Let $V$ be a finite-dimensional vector space over the field $F,$ and let $B$ be a bilinear form on V.
$(a)$ $B$ is said to be symmetric if $B(v_1, v_2) = B(v_2, v_1)$ for all $v_1, v_2 \in V.$ Prove that if $B$ is symmetric then its matrix (with respect to any basis) is symmetric.
My trial:
Assume that $B$ is symmetric i.e.,$B(v_1, v_2) = B(v_2, v_1)$ for all $v_1, v_2 \in V.$ Now, I want to show that the matrix of $B$ is symmetric with respect to any basis, I know the general form of the matrix of $B$ with respect to the standard basis which is $ M = \begin{bmatrix} B(e_1, e_1) & B(e_1, e_2) \\ B(e_2, e_1) & B(e_2, e_2) \end{bmatrix}$ but then how can I prove the statement? could anyone help me please?
Let $\{e_1,e_2,\ldots, e_n\}$ be any basis of $V$. Let us write as $M$ the matrix of $B$ with respect to this basis.

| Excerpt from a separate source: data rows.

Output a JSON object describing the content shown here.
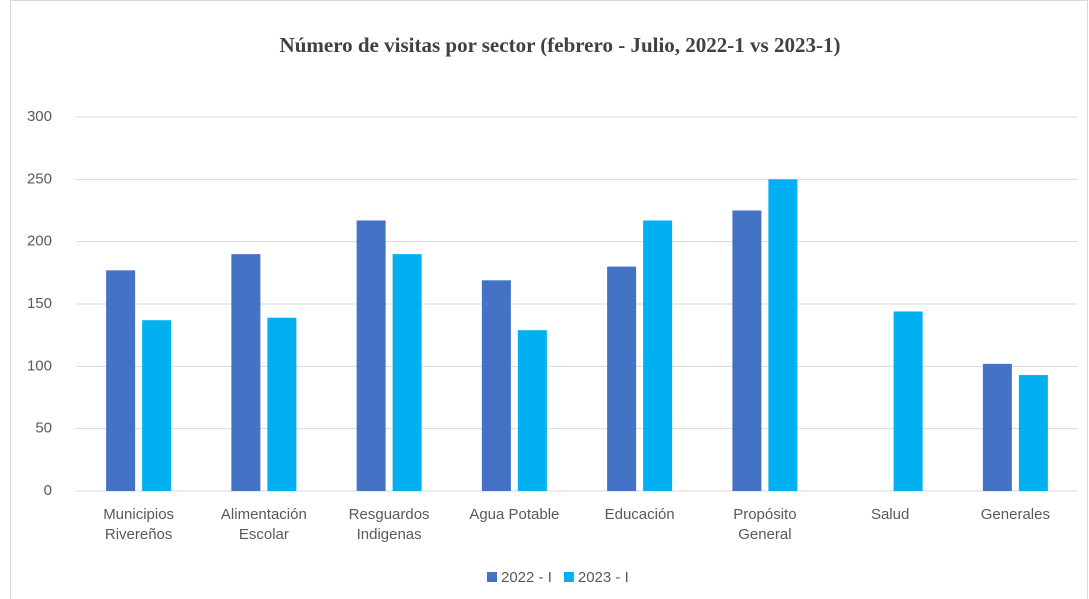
{
  "chart_data": {
    "type": "bar",
    "title": "Número de visitas por sector (febrero - Julio, 2022-1 vs 2023-1)",
    "categories": [
      [
        "Municipios",
        "Rivereños"
      ],
      [
        "Alimentación",
        "Escolar"
      ],
      [
        "Resguardos",
        "Indigenas"
      ],
      [
        "Agua Potable"
      ],
      [
        "Educación"
      ],
      [
        "Propósito",
        "General"
      ],
      [
        "Salud"
      ],
      [
        "Generales"
      ]
    ],
    "series": [
      {
        "name": "2022 - I",
        "color": "#4472c4",
        "values": [
          177,
          190,
          217,
          169,
          180,
          225,
          null,
          102
        ]
      },
      {
        "name": "2023 - I",
        "color": "#00b0f0",
        "values": [
          137,
          139,
          190,
          129,
          217,
          250,
          144,
          93
        ]
      }
    ],
    "ylim": [
      0,
      300
    ],
    "yticks": [
      0,
      50,
      100,
      150,
      200,
      250,
      300
    ],
    "grid": true,
    "legend": "bottom"
  }
}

Then fpr each $i,j \in \{1,2,\ldots, n \}$, the $ij$-th coordinate of $M$ is $B(e_i,e_j)$, and the $ji$-th coordinate of $M$ is $B(e_j,e_i)$. But because $B$ is symmetric, the equation $$B(e_i,e_j)=B(e_j, e_i)$$ holds. [Indeed set $v_1=e_i$ and $v_2=e_j$, and use the fact that $B(v_1,v_2)=B(v_2,v_1)$ for each $v_1,v_2$ by def'n of $B$.] So the $ij$-th coordinate of $M$ is the same as the $ji$-th coordinate of $M$ for each such $i,j$. So $M$ satisfies the definition of a symmetric matrix.